Black Gem
She catches the Black Gem flowering in the corner of the garden in the periphery of her vision. She turns and leads straight for it, curling her hands around the buds with consideration, eyes narrowing while her mouth tips up into a smile.
There’s a groove in the ground from where a tire once lay, smack tracks from its ridged edge are still left behind like footprints. Water gathered there during the rains, and now this flower climbs higher every day. She smiles, pleased to see it return, and leaves it be. The stalk, which comes to her knee height, sways in the breeze as she leaves, waving after her like a goodbye.

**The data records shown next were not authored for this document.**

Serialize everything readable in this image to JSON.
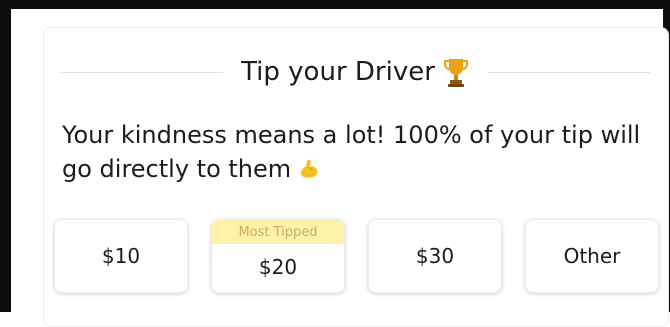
{
  "header": {
    "title": "Tip your Driver",
    "trophy_icon": "trophy-icon"
  },
  "message": {
    "text": "Your kindness means a lot! 100% of your tip will go directly to them",
    "emoji_icon": "flexed-biceps-icon"
  },
  "tips": [
    {
      "label": "$10"
    },
    {
      "label": "$20",
      "badge": "Most Tipped"
    },
    {
      "label": "$30"
    },
    {
      "label": "Other"
    }
  ],
  "colors": {
    "badge_bg": "#fff1a8",
    "badge_text": "#c9ae5a",
    "trophy": "#e8a317",
    "text": "#1c1c1c"
  }
}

She picks a few poppies, orange and bleeding pollen into the inside of her elbow, where the blossoms are resting. She brings them inside, laying them on the wooden countertop laced with red and streaks of copper melted into the knots. They wait while she putters around the kitchen, looking for a vase with a wide enough lip to allow them to rest. She finds one and fills it with cool water from the bucket beside the sink, and places the flowers in their vase on the table. A few water droplets dip down, sliding around the curve of the glass before timidly touching the surface of the wood. A small drop settles on the old copper, which has long since turned teal from oxidation.
Her partner is in the back and she calls to her. “I saw a Black Gem out there.”
“A Black Gem? Already?”
She nods, though her partner can’t see it. “It’s huge, biggest I’ve seen yet.”
“That’s good,” her partner replies, coming up behind her and pressing the palm of her hand into the meat of her hip. There’s a gentle squeeze before she feels a kiss against her hair, and then her partner is out the door again, off to complete another task. “The rains must have done it good.”
It’s comforting, she thinks, to know that flowers can be reborn after a period of drought.
She has plenty to do, but it can wait for a moment. So for now, she sticks her face onto her palm and dazes dreamily out the window.
All the while, she can feel the flowers continuing to bloom fuller.